A mock trial, in which ISPs were sued for damage done by a zombie network to a few fictitious companies’ business and financial interests, found that a jury of IT professionals overwhelmingly held the opinion that the ISPs were not responsible for the damage flowing from their networks via the zombied machines.
The mock trial was hosted by the Gartner Group during its Gartner IT Security Summit in Washington D.C..

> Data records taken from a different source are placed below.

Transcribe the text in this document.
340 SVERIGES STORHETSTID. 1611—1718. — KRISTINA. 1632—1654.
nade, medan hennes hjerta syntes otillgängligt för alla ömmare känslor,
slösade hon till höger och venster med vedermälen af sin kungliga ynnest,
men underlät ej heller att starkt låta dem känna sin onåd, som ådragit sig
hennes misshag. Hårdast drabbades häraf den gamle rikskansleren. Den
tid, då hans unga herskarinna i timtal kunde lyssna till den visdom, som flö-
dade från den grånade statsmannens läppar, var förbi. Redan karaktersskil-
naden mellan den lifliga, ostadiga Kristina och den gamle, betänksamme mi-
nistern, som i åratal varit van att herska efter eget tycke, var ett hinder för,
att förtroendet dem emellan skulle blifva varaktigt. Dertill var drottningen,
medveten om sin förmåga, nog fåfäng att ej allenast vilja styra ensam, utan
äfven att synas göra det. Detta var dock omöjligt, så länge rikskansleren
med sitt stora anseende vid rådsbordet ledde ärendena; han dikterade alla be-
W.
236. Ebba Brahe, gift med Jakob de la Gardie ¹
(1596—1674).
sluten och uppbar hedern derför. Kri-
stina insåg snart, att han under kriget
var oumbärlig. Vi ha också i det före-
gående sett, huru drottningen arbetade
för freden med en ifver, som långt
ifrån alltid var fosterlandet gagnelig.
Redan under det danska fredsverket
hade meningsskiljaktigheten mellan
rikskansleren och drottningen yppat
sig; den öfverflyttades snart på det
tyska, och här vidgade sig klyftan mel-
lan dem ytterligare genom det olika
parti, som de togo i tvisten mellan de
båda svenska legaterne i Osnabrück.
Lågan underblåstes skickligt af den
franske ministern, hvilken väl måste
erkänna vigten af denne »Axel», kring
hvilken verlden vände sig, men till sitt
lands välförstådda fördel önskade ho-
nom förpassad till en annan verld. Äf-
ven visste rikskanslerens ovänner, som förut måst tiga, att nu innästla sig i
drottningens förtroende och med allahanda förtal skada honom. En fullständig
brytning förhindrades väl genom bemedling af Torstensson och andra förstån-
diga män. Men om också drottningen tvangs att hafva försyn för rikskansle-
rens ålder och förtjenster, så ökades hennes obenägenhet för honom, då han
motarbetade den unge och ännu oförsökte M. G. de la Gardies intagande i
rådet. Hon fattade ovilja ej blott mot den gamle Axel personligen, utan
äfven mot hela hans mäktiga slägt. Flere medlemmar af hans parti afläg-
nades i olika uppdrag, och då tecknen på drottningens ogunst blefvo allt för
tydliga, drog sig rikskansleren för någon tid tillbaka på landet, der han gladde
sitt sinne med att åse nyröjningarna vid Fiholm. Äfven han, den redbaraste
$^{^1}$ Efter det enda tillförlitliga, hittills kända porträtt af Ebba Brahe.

An electronic poll taken at the end of the “trial” showed that while 71% the hundreds of IT professionals present felt that zombies and the botnets which control them are a serious problem for businesses, only 30% felt that the “plaintiff” businesses had an actual case. Fifty-four percent bought the ISPs’ position that it would be an impermissible violation of their customers’ privacy to check their computers for signs of having been zombied, and that it would be nearly impossible for an ISP to distinguish between legitimate traffic and that coming from a zombied machine such as a spam run or denial of service attack.
[The other sixteen percent voted for the NOTA candidate, Michael Jackson.]
Explained Gartner cybersecurity analyst Rich Mogull, on behalf of the ISPs, “Suing us is like suing the telephone company for a bomb threat because they allowed it to be called in. There has to be an attacker someplace, and it doesn’t seem like they’re suing the attackers.”